Saturday, January 20, 2007

Chris - Kids

Excited gurgling, hysterical laughter, the nuclear reactor of energy that they all seem to be born with but which I have seem to have lost. I miss being a kid, carefree lives, where their only worry, is “where is my mommy and daddy?” At the mention of ice cream or Macdonald’s, and they would be instantly cheered up and with bright eyes and smiling faces. I wonder what always keeps them so happy? At 6 years old, they aren’t tainted by this world, they haven’t even know problems even if you tell them! How is their lives so happy at 6 years of age? While mine has been tormenting for 19 years?

When I look at them, at best, I have mixed feelings, they remind me a world so innocent, where their tongue is not dirt-ridden with vulgarities, where they had no scars, everything in the world is perfect for them, and possibly nothing can interest them for more than 2 minutes.
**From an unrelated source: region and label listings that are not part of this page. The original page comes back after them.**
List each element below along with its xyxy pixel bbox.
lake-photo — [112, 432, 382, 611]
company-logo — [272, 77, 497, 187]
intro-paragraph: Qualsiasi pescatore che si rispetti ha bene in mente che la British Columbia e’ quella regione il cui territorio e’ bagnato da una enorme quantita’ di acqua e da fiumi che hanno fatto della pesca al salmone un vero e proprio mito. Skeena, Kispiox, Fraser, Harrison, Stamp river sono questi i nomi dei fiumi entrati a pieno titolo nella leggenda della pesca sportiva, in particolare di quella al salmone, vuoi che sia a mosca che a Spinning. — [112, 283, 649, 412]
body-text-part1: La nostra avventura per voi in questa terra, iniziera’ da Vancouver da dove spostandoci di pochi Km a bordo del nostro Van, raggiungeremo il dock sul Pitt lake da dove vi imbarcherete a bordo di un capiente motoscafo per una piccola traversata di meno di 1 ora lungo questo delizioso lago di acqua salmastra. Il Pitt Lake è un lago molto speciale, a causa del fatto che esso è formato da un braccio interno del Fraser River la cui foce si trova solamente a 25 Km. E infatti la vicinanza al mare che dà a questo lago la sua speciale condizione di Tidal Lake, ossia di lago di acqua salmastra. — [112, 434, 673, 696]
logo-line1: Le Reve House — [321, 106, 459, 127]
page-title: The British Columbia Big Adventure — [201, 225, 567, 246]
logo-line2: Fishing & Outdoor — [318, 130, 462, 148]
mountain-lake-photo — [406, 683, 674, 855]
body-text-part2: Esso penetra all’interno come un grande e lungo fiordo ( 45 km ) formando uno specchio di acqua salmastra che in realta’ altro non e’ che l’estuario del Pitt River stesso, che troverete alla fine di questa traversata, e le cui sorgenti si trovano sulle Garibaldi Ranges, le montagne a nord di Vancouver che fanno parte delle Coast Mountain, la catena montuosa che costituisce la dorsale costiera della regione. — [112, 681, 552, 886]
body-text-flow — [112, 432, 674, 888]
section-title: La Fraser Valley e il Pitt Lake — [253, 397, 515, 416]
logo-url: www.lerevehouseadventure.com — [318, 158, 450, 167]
When I used to teach in Phillipines, as on a mission trip, we taught kids, who have possibly the worst life possible, some of them even work as prostitutes but they smile, how come they smile? They smile when they see us, and at least for 3 hours of lesion time they are not fighting the world out there, they don’t need to worry about hunger(because we brought snacks) and their hugs of goodbye were clenched tight with great reluctance, as if they never ever wanted to let us go.

Maybe its hope in those eyes, maybe the youngers ones aren’t as cynical as us, aren’t as jaded by life as we are, they all have a wellspring of hope that just bubbles, overflow, and just doesn’t seem to stop flowing. Sometimes I think I know it all, know how much life can throw at me, but I seem to forget something, and the kids always remind me of that, how life can be so simple, and so enjoyable as long as we look upon the world as a child again.